Electronic Thesis and Dissertation Repository


Doctor of Philosophy




Dr. Brent J. Sinclair


While insect cold tolerance has been well studied, the vast majority of work has focused on the effects of a single cold exposure. However, many abiotic environmental stresses, including temperature, fluctuate within an organism's lifespan. In this thesis I address two major questions. First, does frequency of cold exposure impose additional stress on insects? Second, how does this stress translate to performance and fitness? I first summarize the literature on the effects of repeated cold exposure in insects, critically examining experimental designs. I then address my questions experimentally using four insect species with contrasting life histories and responses to cold exposure. I examine the fitness costs of repeated cold exposure in the chill-susceptible fly Drosophila melanogaster by recording survival, generation time, and number of offspring in flies that had received five 2 h, one 2 h, or one 10 h exposure to -0.5 ºC. I found that D. melanogaster trades off immediate survival and reproductive output in response to repeated cold exposure. In the freeze-tolerant caterpillar Pyrrharctia isabella, repeated freezing did not deplete energy reserves, but did damage hemocytes and Malpighian tubules, and led to decreased survival in repeatedly-frozen caterpillars.

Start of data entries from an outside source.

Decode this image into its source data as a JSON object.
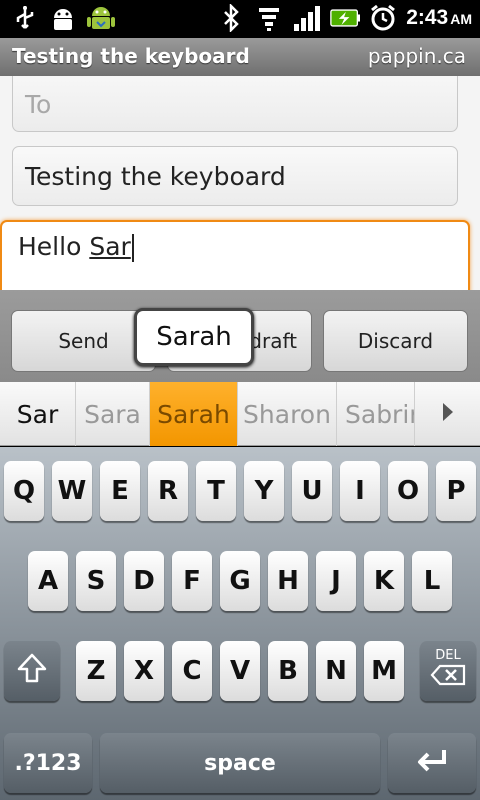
{
  "status_bar": {
    "icons_left": [
      "usb-icon",
      "android-debug-icon",
      "android-robot-icon"
    ],
    "icons_right": [
      "bluetooth-icon",
      "wifi-icon",
      "signal-icon",
      "battery-charging-icon",
      "alarm-icon"
    ],
    "time": "2:43",
    "ampm": "AM"
  },
  "title_bar": {
    "title": "Testing the keyboard",
    "account": "pappin.ca"
  },
  "compose": {
    "to_placeholder": "To",
    "subject": "Testing the keyboard",
    "body_prefix": "Hello ",
    "body_composing": "Sar"
  },
  "buttons": {
    "send": "Send",
    "save_draft": "draft",
    "discard": "Discard"
  },
  "preview_popup": "Sarah",
  "suggestions": {
    "typed": "Sar",
    "items": [
      "Sara",
      "Sarah",
      "Sharon",
      "Sabrina"
    ],
    "selected_index": 1,
    "more_icon": "chevron-right-icon"
  },
  "keyboard": {
    "row1": [
      "Q",
      "W",
      "E",
      "R",
      "T",
      "Y",
      "U",
      "I",
      "O",
      "P"
    ],
    "row2": [
      "A",
      "S",
      "D",
      "F",
      "G",
      "H",
      "J",
      "K",
      "L"
    ],
    "row3": [
      "Z",
      "X",
      "C",
      "V",
      "B",
      "N",
      "M"
    ],
    "symbols_label": ".?123",
    "space_label": "space",
    "delete_label": "DEL",
    "shift_icon": "shift-arrow-icon",
    "enter_icon": "enter-return-icon"
  },
  "colors": {
    "accent_orange": "#f39600",
    "focus_border": "#f08a14"
  }
}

Similarly, I found in the freeze-avoiding caterpillar Choristoneura fumiferana that frequency of exposure, independent of period, intensity, or duration of cold exposures significantly decreased mortality, likely due to increased investment in cryoprotection at the expense of glycogen reserves. Finally, in the freeze-tolerant fly Eurosta solidaginis, the frequency of exposure, again independent of period, intensity, or duration of cold exposures led to a significant decline in egg production. Repeated cold exposure therefore imposes additional costs to insects, even when intensity and duration of cold are controlled for. This cost may either be a result of accrued damage, or may be energetic as individuals trade off investment in survival mechanisms for reproductive output. Given that many environments are not static, these effects indicate that investigating the effects of repeated stress exposure is important for understanding and predicting physiological responses in the wild.